Pair Corralation between Investment and Investment Grade
Assuming the 90 days horizon Investment Of America is expected to generate 2.25 times more return on investment than Investment Grade. However, Investment is 2.25 times more volatile than Investment Grade Bond. It trades about 0.13 of its potential returns per unit of risk. Investment Grade Bond is currently generating about 0.08 per unit of risk. If you would invest 6,124 in Investment Of America on August 28, 2024 and sell it today you would earn a total of 135.00 from holding Investment Of America or generate 2.2% return on investment over 90 days.

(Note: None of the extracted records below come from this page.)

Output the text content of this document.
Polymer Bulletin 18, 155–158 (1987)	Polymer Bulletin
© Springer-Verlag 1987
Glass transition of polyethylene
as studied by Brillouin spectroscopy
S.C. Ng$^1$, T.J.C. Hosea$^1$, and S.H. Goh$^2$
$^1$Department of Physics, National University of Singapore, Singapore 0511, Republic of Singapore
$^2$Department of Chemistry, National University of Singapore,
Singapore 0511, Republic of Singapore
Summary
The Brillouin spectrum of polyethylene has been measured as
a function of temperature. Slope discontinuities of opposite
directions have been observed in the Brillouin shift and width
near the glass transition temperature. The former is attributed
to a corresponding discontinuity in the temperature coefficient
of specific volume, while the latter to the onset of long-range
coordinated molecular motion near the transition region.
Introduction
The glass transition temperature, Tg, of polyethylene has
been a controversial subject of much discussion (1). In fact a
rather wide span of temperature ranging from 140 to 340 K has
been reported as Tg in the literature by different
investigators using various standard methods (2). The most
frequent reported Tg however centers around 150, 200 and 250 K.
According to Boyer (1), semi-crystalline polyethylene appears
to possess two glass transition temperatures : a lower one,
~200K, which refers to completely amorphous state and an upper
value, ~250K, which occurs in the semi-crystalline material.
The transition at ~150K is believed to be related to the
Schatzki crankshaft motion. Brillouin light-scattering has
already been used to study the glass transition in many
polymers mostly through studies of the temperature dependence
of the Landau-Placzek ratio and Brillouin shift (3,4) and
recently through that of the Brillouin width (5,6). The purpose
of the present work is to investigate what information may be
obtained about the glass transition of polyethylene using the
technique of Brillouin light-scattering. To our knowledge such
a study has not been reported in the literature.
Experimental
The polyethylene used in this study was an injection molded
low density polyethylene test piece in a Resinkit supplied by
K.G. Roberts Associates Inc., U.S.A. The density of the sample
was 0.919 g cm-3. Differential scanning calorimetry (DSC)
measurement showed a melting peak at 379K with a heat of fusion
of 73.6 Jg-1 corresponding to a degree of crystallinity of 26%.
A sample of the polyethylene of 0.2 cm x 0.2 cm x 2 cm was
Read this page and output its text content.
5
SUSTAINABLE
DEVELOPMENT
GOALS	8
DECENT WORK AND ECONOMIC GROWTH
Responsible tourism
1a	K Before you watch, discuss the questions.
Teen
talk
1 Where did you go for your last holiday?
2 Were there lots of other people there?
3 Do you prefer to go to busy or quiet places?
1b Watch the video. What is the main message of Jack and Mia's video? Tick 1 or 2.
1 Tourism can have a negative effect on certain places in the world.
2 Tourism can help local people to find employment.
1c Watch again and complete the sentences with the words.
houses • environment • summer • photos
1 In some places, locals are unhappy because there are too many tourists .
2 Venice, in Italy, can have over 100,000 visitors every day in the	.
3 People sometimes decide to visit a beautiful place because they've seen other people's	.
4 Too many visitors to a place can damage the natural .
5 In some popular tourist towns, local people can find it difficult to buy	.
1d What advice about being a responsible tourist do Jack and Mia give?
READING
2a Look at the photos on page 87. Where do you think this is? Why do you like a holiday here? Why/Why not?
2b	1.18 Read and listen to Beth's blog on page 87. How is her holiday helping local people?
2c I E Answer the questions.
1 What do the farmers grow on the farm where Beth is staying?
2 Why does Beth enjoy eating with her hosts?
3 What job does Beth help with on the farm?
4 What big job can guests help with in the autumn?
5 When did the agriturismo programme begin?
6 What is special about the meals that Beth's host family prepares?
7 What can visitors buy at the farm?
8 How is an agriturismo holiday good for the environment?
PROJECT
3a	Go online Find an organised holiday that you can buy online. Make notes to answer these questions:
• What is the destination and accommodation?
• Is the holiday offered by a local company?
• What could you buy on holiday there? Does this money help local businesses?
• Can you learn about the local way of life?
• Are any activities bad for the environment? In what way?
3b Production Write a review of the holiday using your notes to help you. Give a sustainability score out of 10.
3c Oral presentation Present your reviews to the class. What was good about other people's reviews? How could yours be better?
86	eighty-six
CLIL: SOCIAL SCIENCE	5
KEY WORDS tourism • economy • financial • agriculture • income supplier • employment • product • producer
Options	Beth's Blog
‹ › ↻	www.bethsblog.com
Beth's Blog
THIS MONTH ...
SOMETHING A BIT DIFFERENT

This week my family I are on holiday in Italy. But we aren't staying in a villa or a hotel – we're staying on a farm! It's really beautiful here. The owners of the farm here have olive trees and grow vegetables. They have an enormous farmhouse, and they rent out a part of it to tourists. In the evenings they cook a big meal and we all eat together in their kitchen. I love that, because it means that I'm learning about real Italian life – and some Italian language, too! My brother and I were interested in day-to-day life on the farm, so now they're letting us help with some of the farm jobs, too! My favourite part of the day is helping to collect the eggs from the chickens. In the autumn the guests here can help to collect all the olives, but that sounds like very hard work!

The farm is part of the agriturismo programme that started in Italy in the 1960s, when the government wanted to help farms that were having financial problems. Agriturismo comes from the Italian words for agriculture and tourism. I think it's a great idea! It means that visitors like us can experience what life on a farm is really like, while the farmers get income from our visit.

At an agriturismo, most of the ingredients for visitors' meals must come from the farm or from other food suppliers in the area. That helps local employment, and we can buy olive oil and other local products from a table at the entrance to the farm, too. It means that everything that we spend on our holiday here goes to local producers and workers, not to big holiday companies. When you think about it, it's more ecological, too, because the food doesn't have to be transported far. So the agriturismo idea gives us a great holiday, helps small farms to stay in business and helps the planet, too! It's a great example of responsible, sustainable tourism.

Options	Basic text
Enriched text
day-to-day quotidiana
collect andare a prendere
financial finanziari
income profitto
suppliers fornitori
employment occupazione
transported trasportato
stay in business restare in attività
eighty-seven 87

Time Period | 3 Months [change] |
Direction | Moves Against |
Strength | Weak |
Accuracy | 100.0% |
Values | Daily Returns |
Investment Of America vs. Investment Grade Bond
Performance |
Timeline |
Investment Of America |
Investment Grade Bond |
Investment and Investment Grade Volatility Contrast
Predicted Return Density |
Returns |
Pair Trading with Investment and Investment Grade
The main advantage of trading using opposite Investment and Investment Grade positions is that it hedges away some unsystematic risk. Because of two separate transactions, even if Investment position performs unexpectedly, Investment Grade can make up some of the losses. Pair trading also minimizes risk from directional movements in the market. For example, if an entire industry or sector drops because of unexpected headlines, the short position in Investment Grade will offset losses from the drop in Investment Grade's long position.Investment vs. Small Pany Growth | Investment vs. Vanguard Small Cap Index | Investment vs. Ancorathelen Small Mid Cap | Investment vs. Nationwide Small Cap |
Investment Grade vs. International Developed Markets | Investment Grade vs. Global Real Estate | Investment Grade vs. Global Real Estate | Investment Grade vs. Global Real Estate |
Check out your portfolio center.Note that this page's information should be used as a complementary analysis to find the right mix of equity instruments to add to your existing portfolios or create a brand new portfolio. You can also try the Portfolio Optimization module to compute new portfolio that will generate highest expected return given your specified tolerance for risk.